MADISON — Democratic Gov. Tony Evers wants to restore local governments and state agencies’ right to seize private property for biking and hiking trails, a move that would again pit private property owners against villages, towns and cities looking to upgrade amenities.
The current state budget prohibits government entities from using eminent domain for trails and pedestrian ways. Cycling enthusiasts and municipal leaders say the prohibition is slowing progress on projects around Wisconsin. Evers’ 2019-21 budget would lift the prohibition. His spokeswoman, Melissa Baldauff, said wiping it out would restore local control.
“This is about being responsive to local communities and expanding multi-modal transportation options,” Baldauff said.
Eminent domain refers to the government’s power to seize private property and turn it to public use. The government must compensate the land owner for the taking.
Republicans on the Legislature’s Joint Finance Committee added language to the 2017-19 state budget prohibiting government entities from using eminent domain for bike trails, recreational trails and pedestrian ways. They made the move at the request of Republican Rep. Rob Stafsholt, of New Richmond. He doesn’t sit on the finance committee but persuaded members his constituents were concerned about government seizing their land. He cited in an interview last week the example of St. Croix County officials considering eminent domain to seize land for a recreational trail from about a dozen homeowners in the town of Richmond.
“Somebody else’s recreational opportunity should not be forced on my property,” Stafsholt said.
Republicans still control the Legislature and likely won’t undo a prohibition they just approved two years ago, although two Republicans are working on a bill that would restore eminent domain for sidewalk right of ways and linking bike path sections.
“We can understand if they need a few feet for a sidewalk,” said that bill’s sponsor, Republican Senate President Roger Roth. “The issue is when they put roads right though a person’s property.”
Still, cycling enthusiasts and municipal leaders say a full repeal would give them back a key tool for completing trail projects, improving communities’ appeal and saving money.

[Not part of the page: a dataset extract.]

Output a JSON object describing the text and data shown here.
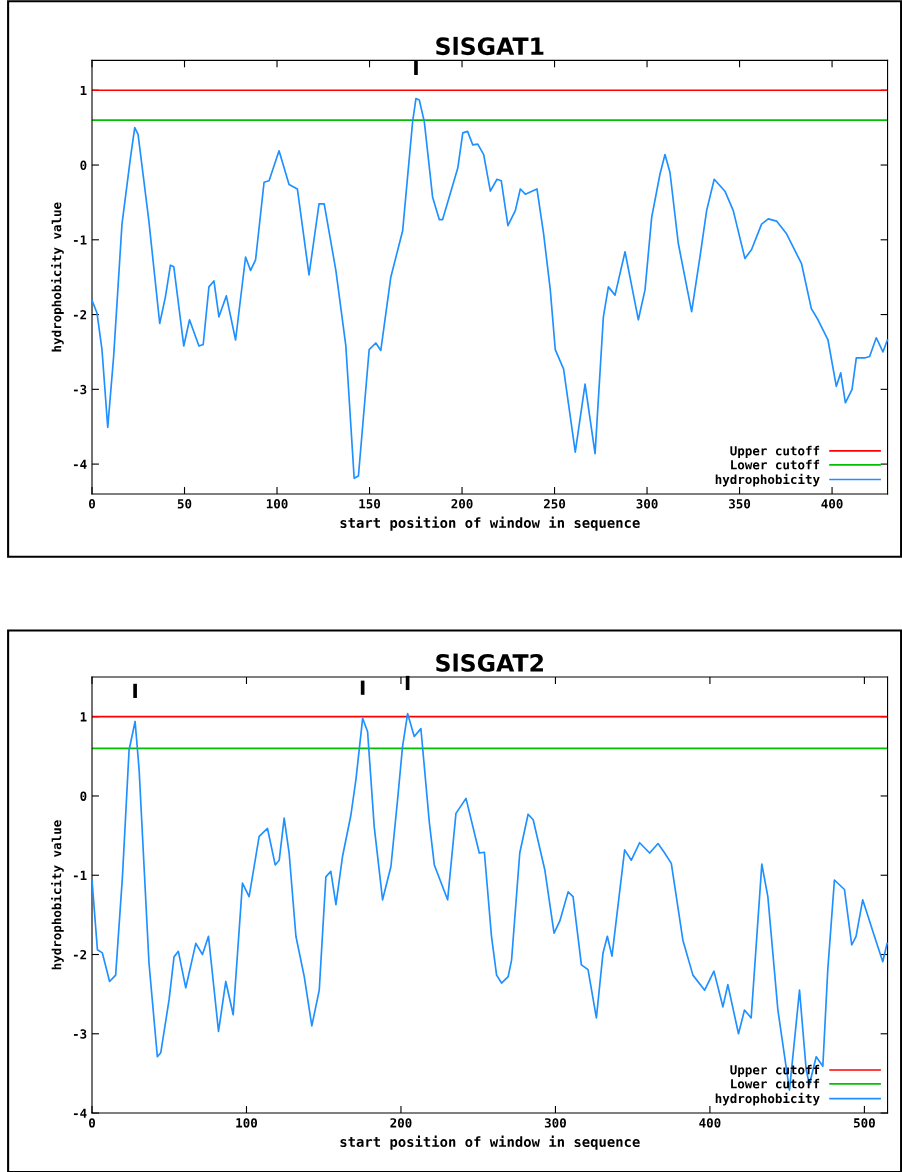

Since the budget passed in September 2017, the Wisconsin Active Communities Association, which promotes places for biking and walking, has tracked at least 17 cases where the lack of eminent domain powers has prevented projects from starting, stalled progress or created questions about whether they would be completed.
The Great Headwaters Trails Foundation, an Eagle River nonprofit that works to develop bike and walking trails, is trying to build 10 miles of trail to connect Eagle River with the 52-mile Heart of Vilas Bike Trail System. The group’s president, Jeff Currie, said the biggest challenge will be acquiring property from about 20 land owners in and around Eagle River.
“With 20 property owners, we’re going to run into a few situations,” he said. “I would really like to have the clarity of the eminent domain process and the ability of a city like Eagle River to have a way to approach this.”
St. Croix County Highway Commissioner Rob Krejci said the prohibition halted work on the town of Richmond trail and has forced the county to spend up to $40,000 on redesigns. He said municipalities typically use eminent domain to acquire only a few thousand square feet.
“To lose eminent domain is a huge issue,” he said. “We expend a lot of funds through design, through scoping. How do I, protecting a taxpayer investment, say I don’t know if I can deliver that project?”
Lucas Vebber, an attorney with conservative law firm Wisconsin Institute for Law and Liberty, said it’s ridiculous that legislators would consider strengthening the government’s ability to claim land against the owners’ wishes.
And the repeal is clearly on the minds of Joint Finance Committee Republicans as they prepare to revise Evers’ budget.
“I can see how alluring (eminent domain) can be,” Sen. Devin LeMahieu, a Republican committee member, told Department of Natural Resources Secretary Preston Cole during a hearing last week. “But I can see how dangerous it could be.”